Tous les organismes  de la Terre comportent énormément de rétrotransponsons de type SINE ou LINE, ils sont à l’origine de toutes les mutations que l’on considère polygéniques, c’est-à-dire qui impliquent une grande variabilité entre individus (Portail de la biologie cellulaire, internet), mais sa duplication est imparfaite, cette queue poly-A, est très mal répliquée, (parfois la quantité de bases d’adénine est plus grande, parfois, elle est plus petite) et parfois, la queue poly-A est écourtée à cause d’une mauvaise transcription(site edu.upmc).

Un chien merle transmet à ses descendants la mutation ainsi que le SINE qui s’est fixé dessus, car comme dit précédemment, il se duplique par un copier coller, il n’a pas la possibilité de produire une protéine qui lui permet de se libérer)

Le fonctionnement de ce gène permet aussi d’expliquer le merle cryptique, qui est donc un merle avec trop peu de bases d’adénine dans sa séquence SINE pour exprimer le gène phénotypiquement, voilà donc pourquoi un cryptique peut aussi donner des descendants porteurs du cryptique dans une portée, où certains sont bien tâchés. Même si aujourd’hui il est compliqué de savoir quelle quantité de cryptique il y a dans la population, la bonne connaissance du fonctionnement de ce gène, doit  inciter chaque éleveur à diffuser ces renseignements auprès de ses clients, pour éviter le croisement de merles, et la sortie de chiots double merles qui ont des problèmes, mais aussi l’injection de cryptiques dans la population, qui rendrait la situation très compliquée.
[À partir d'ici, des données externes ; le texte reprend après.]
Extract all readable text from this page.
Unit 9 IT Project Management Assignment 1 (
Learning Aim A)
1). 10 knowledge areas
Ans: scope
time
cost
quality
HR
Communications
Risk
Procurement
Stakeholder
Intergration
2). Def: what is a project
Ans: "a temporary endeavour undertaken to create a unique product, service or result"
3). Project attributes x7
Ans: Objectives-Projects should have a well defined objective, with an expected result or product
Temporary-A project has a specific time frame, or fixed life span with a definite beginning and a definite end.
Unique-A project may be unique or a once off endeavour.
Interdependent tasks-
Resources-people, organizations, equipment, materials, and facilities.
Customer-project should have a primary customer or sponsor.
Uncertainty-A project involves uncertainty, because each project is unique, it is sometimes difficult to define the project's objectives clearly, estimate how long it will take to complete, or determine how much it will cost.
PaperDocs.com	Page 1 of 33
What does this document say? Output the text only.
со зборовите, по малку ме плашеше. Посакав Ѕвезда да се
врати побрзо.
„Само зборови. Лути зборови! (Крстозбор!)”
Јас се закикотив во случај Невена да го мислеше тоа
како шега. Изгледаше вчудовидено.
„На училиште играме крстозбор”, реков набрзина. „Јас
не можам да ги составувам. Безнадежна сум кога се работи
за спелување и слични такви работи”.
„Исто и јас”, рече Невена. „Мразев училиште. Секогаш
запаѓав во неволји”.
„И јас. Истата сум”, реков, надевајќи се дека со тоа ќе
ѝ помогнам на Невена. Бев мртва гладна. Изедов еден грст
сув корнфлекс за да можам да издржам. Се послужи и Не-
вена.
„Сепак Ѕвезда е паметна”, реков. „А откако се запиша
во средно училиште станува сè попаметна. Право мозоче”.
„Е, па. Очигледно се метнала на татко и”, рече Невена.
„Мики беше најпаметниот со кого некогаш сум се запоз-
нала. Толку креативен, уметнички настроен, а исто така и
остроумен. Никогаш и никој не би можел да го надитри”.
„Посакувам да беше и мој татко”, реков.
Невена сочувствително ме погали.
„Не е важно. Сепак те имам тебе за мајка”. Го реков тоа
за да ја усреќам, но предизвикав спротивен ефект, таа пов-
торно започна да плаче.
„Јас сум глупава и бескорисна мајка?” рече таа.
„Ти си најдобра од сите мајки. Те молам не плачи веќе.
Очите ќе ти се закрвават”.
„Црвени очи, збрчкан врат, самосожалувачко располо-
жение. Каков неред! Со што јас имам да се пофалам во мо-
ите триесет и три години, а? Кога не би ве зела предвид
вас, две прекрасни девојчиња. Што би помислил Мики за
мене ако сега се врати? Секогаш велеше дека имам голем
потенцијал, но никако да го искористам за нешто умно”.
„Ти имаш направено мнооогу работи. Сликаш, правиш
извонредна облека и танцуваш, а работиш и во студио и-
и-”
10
Je dois dire aussi qu’il me semble que l’on attribue trop souvent au merle des vices et des vertus qui ne lui appartiennent pas : la mutation merle détermine seulement l’apparition de parties diluées sur le patron de base, en partie plus ou moins grande.

Il n’est en rien responsable de la couleur grise plus ou moins foncée de ces parties diluées.

Pas plus qu’il n’est responsable de cette nouvelle mutation dont on commence à entendre parler depuis quelques années, et qui dilue à l’extrême une partie du gris pour le laisser apparaitre blanc pur.

Il n’est pas responsable, non plus, de la tache blanche sur le poitrail.

Et il ne l’est pas, non plus, de la bonne ou mauvaise répartition des taches noires sur la base grise.

Par contre, il est responsable de la taille totale de ces taches par rapport au gris (75% de noir, 50% de noir, 25 % de noir).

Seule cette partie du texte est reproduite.